THERE were 760 warrants issued to Vodafone Fiji by government agencies for information on people, according to Vodafone's parent company's global survey revealing the extent of wire-taps by governments around the world.
Vodafone Fiji managing director Aslam Khan said in a statement on the company's website that Vodafone Fiji provided information to its head office in UK and consented to the statistics to be published for public consumption.
"We have nothing to hide. It is as transparent as it can get. The 760 cases listed in the report under Vodafone Fiji is for information related to call records that is provided to the police and the court on production of a search warrant or court order," he said.
"The only information we provide on the production of a search warrant is the date and time of calls made or text messages sent between two parties and the duration of that call.

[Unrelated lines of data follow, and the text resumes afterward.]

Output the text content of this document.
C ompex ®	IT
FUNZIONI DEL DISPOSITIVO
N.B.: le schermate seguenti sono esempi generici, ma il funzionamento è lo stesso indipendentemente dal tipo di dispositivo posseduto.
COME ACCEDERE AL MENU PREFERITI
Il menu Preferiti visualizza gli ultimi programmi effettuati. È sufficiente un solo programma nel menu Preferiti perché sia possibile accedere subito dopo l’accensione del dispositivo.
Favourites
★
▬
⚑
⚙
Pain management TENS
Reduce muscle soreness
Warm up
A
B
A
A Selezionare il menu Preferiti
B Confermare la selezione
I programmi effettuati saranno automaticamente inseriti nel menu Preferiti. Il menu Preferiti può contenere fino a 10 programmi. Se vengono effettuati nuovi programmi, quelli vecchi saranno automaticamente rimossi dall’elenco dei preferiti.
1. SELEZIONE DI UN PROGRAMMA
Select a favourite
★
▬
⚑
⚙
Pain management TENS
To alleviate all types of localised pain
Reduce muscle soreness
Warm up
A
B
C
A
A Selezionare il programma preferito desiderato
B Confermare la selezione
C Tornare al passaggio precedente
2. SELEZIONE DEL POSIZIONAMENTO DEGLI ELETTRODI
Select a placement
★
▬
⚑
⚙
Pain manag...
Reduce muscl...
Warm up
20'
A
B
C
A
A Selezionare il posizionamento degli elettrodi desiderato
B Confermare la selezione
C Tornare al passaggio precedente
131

This is the only information we capture and record for billing purposes.
"Vodafone Fiji does not have technical capability in its network to either listen to a telephone conversation or record a phone call or a text message.
"Also, there is no law for legal intercept in Fiji and if any network provider were to eavesdrop on a call or read contents of an SMS message sent and received between two parties, this would be classified as illegal."

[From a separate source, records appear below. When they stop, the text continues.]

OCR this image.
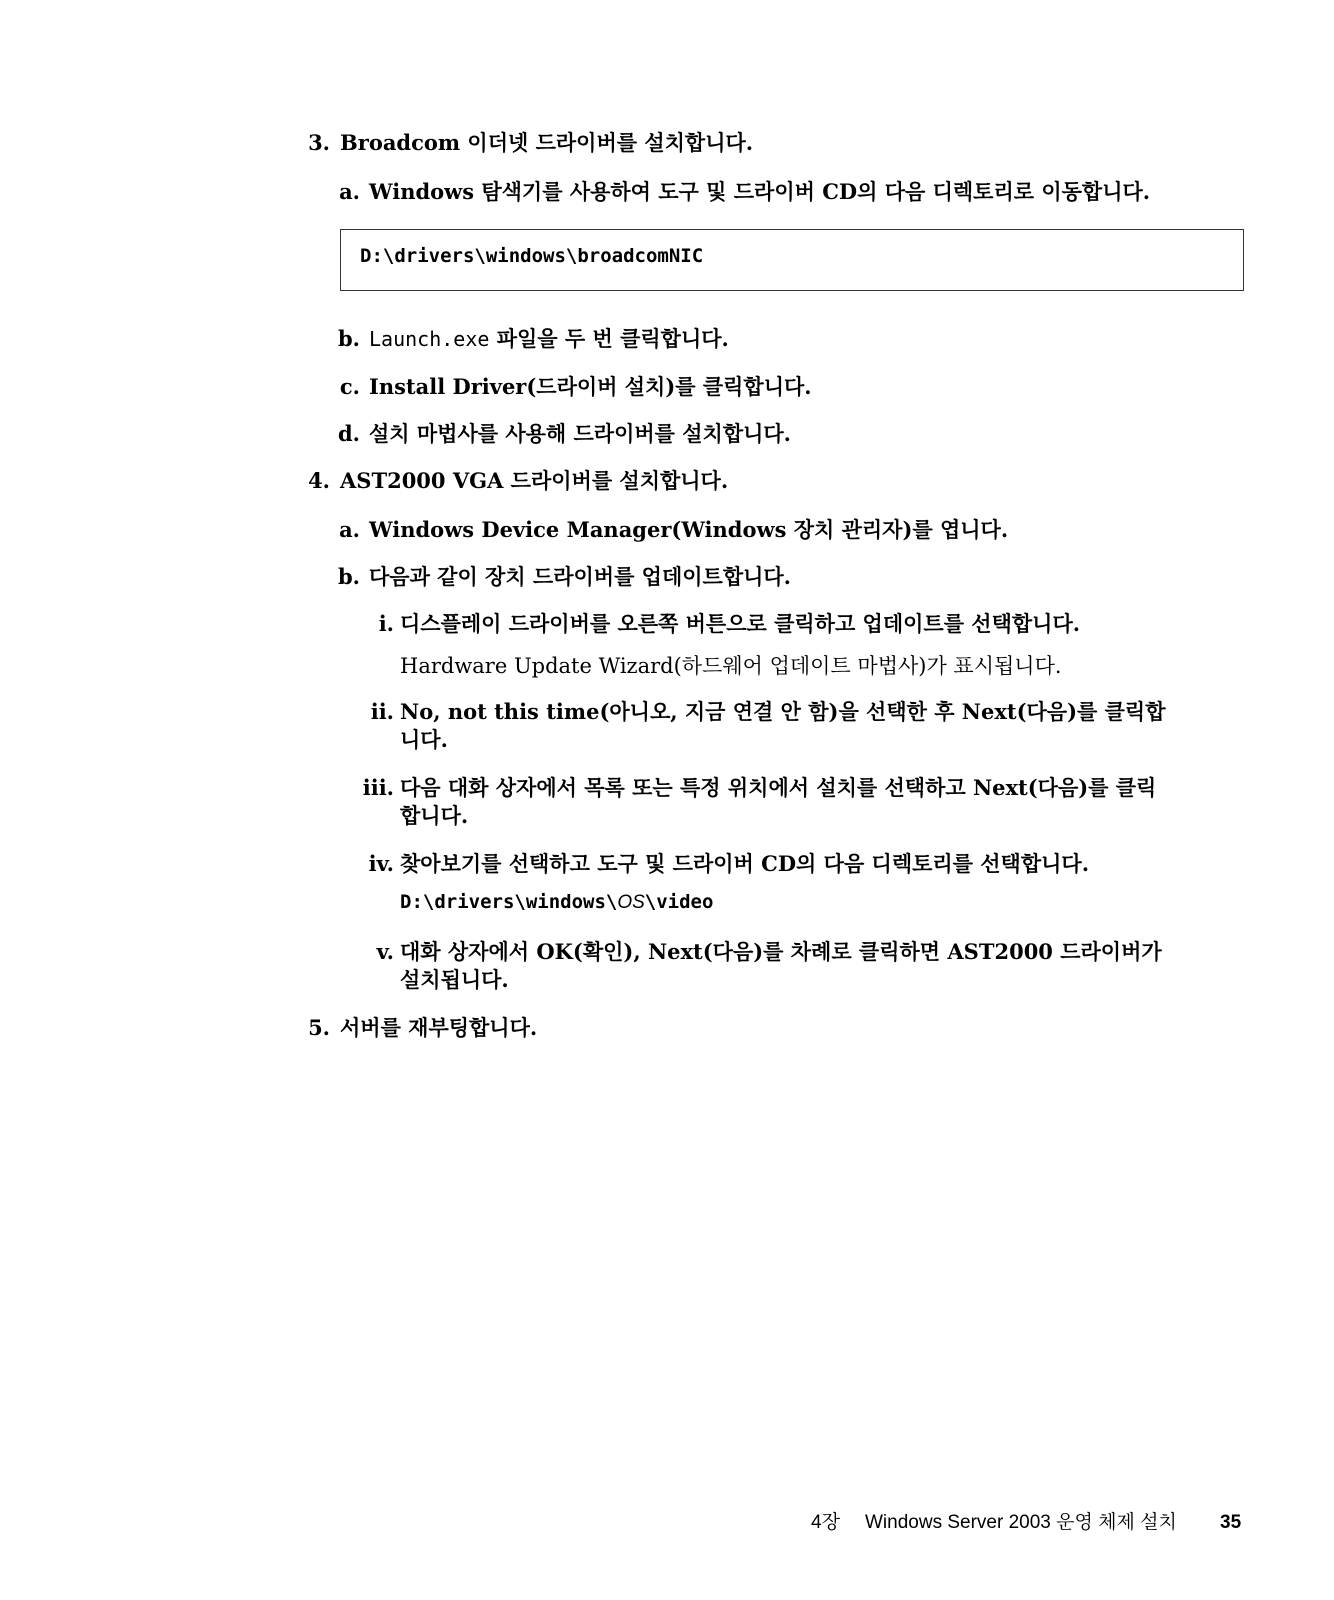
3. Broadcom 이더넷 드라이버를 설치합니다.
a. Windows 탐색기를 사용하여 도구 및 드라이버 CD의 다음 디렉토리로 이동합니다.
D:\drivers\windows\broadcomNIC
b. Launch.exe 파일을 두 번 클릭합니다.
c. Install Driver(드라이버 설치)를 클릭합니다.
d. 설치 마법사를 사용해 드라이버를 설치합니다.
4. AST2000 VGA 드라이버를 설치합니다.
a. Windows Device Manager(Windows 장치 관리자)를 엽니다.
b. 다음과 같이 장치 드라이버를 업데이트합니다.
i. 디스플레이 드라이버를 오른쪽 버튼으로 클릭하고 업데이트를 선택합니다.
Hardware Update Wizard(하드웨어 업데이트 마법사)가 표시됩니다.
ii. No, not this time(아니오, 지금 연결 안 함)을 선택한 후 Next(다음)를 클릭합
니다.
iii. 다음 대화 상자에서 목록 또는 특정 위치에서 설치를 선택하고 Next(다음)를 클릭
합니다.
iv. 찾아보기를 선택하고 도구 및 드라이버 CD의 다음 디렉토리를 선택합니다.
D:\drivers\windows\OS\video
v. 대화 상자에서 OK(확인), Next(다음)를 차례로 클릭하면 AST2000 드라이버가
설치됩니다.
5. 서버를 재부팅합니다.
4장 Windows Server 2003 운영 체제 설치 35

Mr Khan said Vodafone strongly believed in fundamental rights of citizens, that is freedom of speech and freedom of expression.
"We would like reassure all our subscribers that Vodafone Fiji neither has technical capability nor a desire to ever listen to or read contents of any communication between any two parties.
"We will also not support such a requirement that contravenes the rights of our customers," said Mr Khan
Vodafone's revelation that government agencies in six unidentified countries use its network to listen to and record customers' calls has sparked protests in some countries.